For tech-savvy firm Marble Fairbanks, embracing risk is essential to what they do. The firm’s forte is “pushing these technologies and these new working protocols in the interest of design and innovation,” Scott Marble, AIA, said. For the Toni Stabile Student Center for Columbia University’s Graduate School of Journalism, the firm experimented with breaking down the usual hierarchy between architects and consultants. Marble Fairbanks collaborated with a range of other design and technology entities, which they treated as equals in the design process. The unconventional approach allowed the small firm to greatly expand its capabilities.

To design a cloudlike pattern of perforations in steel ceiling panels in a social hub, Marble Fairbanks enlisted the help of design firm Proxy, which provided a script to create a pattern that would meet the necessary acoustic requirements. Stevens Institute of Technology’s Product-Architecture Lab was recruited to help develop a sunshade system for a glass-enclosed café.
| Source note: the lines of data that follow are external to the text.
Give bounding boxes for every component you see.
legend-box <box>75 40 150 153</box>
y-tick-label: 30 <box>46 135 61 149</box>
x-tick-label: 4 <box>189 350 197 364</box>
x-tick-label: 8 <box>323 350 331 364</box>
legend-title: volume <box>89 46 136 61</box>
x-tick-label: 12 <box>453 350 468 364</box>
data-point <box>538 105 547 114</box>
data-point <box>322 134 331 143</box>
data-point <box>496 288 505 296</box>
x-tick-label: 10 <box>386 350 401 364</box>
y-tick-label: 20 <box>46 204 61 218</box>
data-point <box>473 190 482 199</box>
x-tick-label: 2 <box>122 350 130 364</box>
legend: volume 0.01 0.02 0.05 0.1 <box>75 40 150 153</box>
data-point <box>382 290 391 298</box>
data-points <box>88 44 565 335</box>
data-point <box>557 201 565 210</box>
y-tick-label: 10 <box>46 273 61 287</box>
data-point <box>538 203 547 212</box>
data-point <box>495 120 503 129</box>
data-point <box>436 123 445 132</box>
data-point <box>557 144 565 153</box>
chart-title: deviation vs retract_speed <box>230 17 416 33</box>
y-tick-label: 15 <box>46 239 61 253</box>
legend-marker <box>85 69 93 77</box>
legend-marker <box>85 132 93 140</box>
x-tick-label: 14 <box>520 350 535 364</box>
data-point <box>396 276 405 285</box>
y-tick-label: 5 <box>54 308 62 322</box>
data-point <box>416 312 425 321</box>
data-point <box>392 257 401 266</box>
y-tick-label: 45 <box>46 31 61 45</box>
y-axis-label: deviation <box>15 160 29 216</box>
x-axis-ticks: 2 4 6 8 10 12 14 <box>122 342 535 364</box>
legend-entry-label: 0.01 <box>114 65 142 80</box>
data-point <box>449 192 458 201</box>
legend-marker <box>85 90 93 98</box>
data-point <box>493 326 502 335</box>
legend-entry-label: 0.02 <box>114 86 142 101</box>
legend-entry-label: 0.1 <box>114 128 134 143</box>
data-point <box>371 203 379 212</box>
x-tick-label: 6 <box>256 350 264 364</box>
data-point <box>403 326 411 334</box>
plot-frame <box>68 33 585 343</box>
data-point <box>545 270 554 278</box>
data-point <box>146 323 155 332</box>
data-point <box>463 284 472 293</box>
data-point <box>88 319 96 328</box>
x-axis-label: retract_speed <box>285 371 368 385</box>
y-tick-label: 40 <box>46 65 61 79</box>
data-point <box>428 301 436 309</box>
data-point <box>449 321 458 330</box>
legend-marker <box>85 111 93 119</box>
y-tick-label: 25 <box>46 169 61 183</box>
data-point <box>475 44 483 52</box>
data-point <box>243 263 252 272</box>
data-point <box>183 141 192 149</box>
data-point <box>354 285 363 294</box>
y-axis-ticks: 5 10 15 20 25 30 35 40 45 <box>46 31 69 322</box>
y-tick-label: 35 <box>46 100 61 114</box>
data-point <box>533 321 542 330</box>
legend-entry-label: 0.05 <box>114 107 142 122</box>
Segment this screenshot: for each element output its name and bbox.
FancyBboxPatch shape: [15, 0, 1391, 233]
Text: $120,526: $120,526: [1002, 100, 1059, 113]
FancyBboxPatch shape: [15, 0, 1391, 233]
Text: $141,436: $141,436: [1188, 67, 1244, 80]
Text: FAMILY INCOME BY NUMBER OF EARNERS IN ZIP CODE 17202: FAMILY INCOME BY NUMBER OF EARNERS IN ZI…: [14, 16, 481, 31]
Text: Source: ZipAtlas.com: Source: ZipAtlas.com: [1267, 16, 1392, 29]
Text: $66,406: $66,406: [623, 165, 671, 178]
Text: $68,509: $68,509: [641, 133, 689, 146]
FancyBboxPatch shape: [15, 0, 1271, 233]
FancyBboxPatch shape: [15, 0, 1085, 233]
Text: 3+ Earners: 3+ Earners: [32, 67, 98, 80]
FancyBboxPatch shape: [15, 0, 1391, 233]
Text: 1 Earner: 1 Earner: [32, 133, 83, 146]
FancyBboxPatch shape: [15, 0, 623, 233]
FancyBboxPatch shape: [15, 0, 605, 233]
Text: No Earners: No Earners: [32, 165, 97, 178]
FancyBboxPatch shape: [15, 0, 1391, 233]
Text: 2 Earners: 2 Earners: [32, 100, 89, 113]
The collaborators used a series of computer scripts to develop the design of steel panels whose patterns of perforations and corrugations reduced the heat gain by 80%.

The project highlights the importance of “designing design,” as Marble called it. With these new technologies, “design processes themselves need to be foregrounded as an issue to take on,” he said. “Same with fabrication. With direct file fabrication technologies, the potentials of material — the potentials of craft, even — begin to be reformulated.”

Bernstein remarked that in three-and-a-half years “there has been a tremendous acceleration in the kinds of technologies that are available to the building industry.” The adoption of building information modeling (BIM) has increased dramatically, and other technologies may herald new shifts in the work of architects, in which the design process and field implementation become linked even tighter. With the book, he hopes “to create a theoretical frame in which we can begin to explore these options, because the technology is moving even much, much more quickly than we could possibly have known,” he said.

Lisa Delgado is a freelance journalist who has written for OCULUS, The Architect’s Newspaper, I.D., Blueprint, and Wired, among other publications.